Frequently Asked Questions

Why is access to the Memorial so controlled?

Reservations are required because the Memorial is located on an active Army installation, Military Ocean Terminal Concord (MOTCO).

How soon do I need to make reservations to see the Memorial?

All visitors need to be cleared by the military, so at least 2 weeks notice is required. Visitors are also required to give name(s), phone number, date of birth, and a drivers license number or passport number with their request for reservation. Be advised, requested dates might not be available due to operations at MOTCO.

What caused the explosion?

Remember that WW II was going full tilt in 1944. With no end in sight, we were in it for the long haul. Port Chicago was operating 24 hours a day , 7 days a week, with crews loading munitions continually. That, and unfortunately munitions loading was being done by men with little or no training. Men were also told the munitions they were loading was not active and would be armed upon arrival to the Pacific theatre. Other factors include supposed betting by officers to see whose crew could load the most munitions the fastest during their shift.

All it took was an errant shell dropping to the deck from a cargo net and...5,000 tons of munitions went off.

What were the names of the ships in the explosion?

The S.S. Quinalt Victory and the S.S. E.A. Bryan.

How large is the Port Chicago Memorial Site?

The Memorial at the tidal area is half an acre.

What makes the Port Chicago story so important in American history?

In the segregated military of 1944, African Americans were offered the jobs of cooks, or stevedores (loading and unloading ships). Out of the 320 men killed in the explosion, 202 were African American.

Less than a month after the July 17th explosion, on August 9, 1944, the surviving members of the 4th, 8th, and 2nd divisions of the ordnance battalion were ordered to resume their work several miles away at Mare Island. Of the 328 men in the 3 divisions, 258 refused their orders to resume loading munitions. The 258 men were confined for three days on a barge docked at Mare Island.

The men who ultimately agreed to return to work were tried and convicted in summary courts-martial proceedings. The men were also sentenced to bad conduct discharges and fined three months pay. Fifty men were singled out by the Navy as ringleaders and were accused of mutiny. In September of 1944 they were formally charged with conspiring to make mutiny.

In October, during the defense proceedings of the trial, Thurgood Marshall was there as an observer. Serving as Chief Consul for the NAACP, Marshall held several press conferences and shared his concerns about racial discrimination in the military.
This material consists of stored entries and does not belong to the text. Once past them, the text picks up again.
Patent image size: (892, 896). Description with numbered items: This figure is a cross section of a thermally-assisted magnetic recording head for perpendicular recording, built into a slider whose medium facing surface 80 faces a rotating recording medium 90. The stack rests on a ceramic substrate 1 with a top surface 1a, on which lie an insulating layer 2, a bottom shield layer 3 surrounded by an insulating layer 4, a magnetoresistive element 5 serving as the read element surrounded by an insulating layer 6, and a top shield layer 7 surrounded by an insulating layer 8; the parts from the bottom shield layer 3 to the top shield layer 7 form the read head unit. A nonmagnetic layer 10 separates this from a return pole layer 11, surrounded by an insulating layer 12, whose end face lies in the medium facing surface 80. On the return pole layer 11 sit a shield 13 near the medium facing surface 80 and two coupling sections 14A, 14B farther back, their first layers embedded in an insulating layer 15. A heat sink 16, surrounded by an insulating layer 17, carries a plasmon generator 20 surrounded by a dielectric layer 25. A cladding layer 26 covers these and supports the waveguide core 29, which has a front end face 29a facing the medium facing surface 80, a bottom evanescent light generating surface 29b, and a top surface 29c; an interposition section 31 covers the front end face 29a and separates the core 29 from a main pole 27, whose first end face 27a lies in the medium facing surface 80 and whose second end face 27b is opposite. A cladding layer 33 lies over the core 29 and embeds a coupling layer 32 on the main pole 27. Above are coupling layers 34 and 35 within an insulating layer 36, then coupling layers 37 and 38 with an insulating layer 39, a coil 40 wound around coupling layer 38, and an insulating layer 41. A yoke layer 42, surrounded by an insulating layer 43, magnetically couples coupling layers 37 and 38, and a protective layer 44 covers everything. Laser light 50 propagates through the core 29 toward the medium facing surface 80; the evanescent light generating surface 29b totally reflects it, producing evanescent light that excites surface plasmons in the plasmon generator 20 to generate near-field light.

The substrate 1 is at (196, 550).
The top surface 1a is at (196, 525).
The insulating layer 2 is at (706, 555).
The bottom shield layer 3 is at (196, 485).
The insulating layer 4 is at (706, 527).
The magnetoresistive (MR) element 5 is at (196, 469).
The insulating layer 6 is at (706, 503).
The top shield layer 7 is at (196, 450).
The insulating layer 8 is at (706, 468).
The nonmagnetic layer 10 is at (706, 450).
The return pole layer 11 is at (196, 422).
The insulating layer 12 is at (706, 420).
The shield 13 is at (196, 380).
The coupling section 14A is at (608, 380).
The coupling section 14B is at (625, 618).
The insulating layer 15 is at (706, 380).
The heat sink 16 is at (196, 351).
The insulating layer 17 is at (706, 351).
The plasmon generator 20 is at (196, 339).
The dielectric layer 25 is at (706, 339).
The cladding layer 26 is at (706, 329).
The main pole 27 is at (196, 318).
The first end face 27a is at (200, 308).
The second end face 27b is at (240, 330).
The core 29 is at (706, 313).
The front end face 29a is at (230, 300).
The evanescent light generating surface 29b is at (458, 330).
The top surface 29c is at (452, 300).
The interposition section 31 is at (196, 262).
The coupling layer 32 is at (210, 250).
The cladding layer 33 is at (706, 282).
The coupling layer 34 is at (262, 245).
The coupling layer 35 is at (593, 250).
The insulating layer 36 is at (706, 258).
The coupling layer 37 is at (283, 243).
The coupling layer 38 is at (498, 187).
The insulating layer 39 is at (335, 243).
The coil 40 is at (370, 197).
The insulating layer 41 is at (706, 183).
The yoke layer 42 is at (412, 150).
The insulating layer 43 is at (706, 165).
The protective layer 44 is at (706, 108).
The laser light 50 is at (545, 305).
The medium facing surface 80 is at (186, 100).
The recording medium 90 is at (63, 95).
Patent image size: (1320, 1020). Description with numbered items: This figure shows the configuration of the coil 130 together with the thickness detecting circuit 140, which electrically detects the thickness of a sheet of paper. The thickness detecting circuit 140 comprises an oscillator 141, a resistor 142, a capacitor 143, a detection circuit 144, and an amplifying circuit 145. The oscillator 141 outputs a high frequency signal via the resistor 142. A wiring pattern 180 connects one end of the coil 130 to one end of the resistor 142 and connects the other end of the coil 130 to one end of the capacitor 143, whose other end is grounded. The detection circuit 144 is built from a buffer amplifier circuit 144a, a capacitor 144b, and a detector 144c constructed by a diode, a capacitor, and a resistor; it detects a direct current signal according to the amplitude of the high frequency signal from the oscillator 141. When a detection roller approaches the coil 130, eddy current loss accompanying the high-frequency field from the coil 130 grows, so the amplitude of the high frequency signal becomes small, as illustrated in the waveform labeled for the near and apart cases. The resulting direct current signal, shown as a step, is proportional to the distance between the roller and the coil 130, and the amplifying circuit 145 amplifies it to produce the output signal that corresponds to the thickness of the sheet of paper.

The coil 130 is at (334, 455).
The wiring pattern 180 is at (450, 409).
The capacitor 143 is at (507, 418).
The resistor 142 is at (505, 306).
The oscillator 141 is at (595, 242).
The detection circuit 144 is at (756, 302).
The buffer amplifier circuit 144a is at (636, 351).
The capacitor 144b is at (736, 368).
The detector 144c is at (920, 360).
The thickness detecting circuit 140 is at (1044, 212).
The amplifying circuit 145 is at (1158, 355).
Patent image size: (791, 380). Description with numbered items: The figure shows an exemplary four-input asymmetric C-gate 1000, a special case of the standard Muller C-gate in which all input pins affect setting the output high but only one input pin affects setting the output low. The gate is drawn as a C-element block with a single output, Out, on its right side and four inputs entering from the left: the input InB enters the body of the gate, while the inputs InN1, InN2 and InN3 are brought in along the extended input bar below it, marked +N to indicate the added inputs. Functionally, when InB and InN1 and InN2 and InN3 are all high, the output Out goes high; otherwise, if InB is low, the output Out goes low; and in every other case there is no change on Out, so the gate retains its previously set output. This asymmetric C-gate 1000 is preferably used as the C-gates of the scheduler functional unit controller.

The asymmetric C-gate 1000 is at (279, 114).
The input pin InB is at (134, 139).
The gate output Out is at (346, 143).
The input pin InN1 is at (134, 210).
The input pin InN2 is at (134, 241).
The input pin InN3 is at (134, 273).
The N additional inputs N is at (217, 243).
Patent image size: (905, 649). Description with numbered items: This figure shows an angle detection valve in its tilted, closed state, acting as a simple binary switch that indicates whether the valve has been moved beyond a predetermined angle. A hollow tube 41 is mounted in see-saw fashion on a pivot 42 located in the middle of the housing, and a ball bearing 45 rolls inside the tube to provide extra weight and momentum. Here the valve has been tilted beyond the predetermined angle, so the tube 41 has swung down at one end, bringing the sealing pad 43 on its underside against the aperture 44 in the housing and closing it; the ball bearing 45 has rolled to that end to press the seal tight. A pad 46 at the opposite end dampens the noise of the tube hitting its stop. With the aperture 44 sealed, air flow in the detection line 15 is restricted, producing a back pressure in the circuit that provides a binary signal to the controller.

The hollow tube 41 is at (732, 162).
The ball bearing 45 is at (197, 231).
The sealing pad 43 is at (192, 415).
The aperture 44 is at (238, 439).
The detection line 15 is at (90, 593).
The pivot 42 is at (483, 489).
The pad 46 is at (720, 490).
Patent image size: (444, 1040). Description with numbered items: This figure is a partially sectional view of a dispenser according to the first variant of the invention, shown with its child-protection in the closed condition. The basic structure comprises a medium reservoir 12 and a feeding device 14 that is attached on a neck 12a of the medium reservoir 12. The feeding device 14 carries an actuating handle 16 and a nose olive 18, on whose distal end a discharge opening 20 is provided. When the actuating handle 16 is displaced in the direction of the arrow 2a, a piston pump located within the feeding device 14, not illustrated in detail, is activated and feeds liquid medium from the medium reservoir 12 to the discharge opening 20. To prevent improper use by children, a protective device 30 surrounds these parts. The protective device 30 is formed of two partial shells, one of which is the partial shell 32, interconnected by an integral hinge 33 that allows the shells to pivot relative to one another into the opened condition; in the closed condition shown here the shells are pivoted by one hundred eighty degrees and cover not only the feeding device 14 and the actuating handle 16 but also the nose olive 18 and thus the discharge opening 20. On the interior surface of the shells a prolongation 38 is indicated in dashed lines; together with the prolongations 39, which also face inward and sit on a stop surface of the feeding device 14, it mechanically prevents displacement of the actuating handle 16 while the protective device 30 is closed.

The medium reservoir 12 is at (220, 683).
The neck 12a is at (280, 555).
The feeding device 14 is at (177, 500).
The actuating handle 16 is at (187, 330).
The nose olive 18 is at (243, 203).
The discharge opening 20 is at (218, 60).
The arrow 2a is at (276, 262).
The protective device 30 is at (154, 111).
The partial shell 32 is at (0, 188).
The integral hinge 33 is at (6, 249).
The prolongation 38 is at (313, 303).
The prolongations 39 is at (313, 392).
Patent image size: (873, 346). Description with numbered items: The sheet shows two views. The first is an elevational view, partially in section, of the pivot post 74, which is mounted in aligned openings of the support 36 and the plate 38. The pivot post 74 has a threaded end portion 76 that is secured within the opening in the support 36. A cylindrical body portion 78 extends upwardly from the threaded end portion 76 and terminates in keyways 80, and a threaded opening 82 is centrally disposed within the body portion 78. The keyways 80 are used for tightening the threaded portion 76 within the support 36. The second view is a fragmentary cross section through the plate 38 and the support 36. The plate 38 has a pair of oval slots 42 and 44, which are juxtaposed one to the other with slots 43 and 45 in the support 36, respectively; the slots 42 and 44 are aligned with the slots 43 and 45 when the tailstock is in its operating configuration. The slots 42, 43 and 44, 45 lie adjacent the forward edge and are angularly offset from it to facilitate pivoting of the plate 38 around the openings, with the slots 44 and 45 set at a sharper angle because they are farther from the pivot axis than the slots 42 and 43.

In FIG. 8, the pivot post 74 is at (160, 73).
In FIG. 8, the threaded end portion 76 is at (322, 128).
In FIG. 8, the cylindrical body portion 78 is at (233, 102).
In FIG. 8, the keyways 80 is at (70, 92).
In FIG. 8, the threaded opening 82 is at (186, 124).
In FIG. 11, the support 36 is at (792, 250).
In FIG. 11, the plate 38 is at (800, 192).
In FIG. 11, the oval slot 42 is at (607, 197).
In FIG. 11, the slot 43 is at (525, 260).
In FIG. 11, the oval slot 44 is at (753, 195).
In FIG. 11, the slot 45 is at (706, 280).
Ultimately, all fifty men were convicted of mutiny and sentenced to 15 years in prison and a dishonorable discharge.

Following the end of the war, in January 1946, the fifty men were released from prison, granted clemency and finished the remaining months of their enlistment in the Pacific.

Though a sad story, several positive things came from these events.

First, the navy began desegregating its units in June of 1945. Then on July 26, 1948, President Truman signed Executive Order 9981 calling for the desegregation of the Armed Services. A couple of baby steps towards civil rights in this country, but big ones.

It was also realized that certification would have to be required for the handling of munitions, and that all munitions be re-designed for safety.

What happened to the fifty men?

Though all fifty were granted clemency, forty nine men were never pardoned. President Clinton signed a pardon for Frederick Meeks in 1999.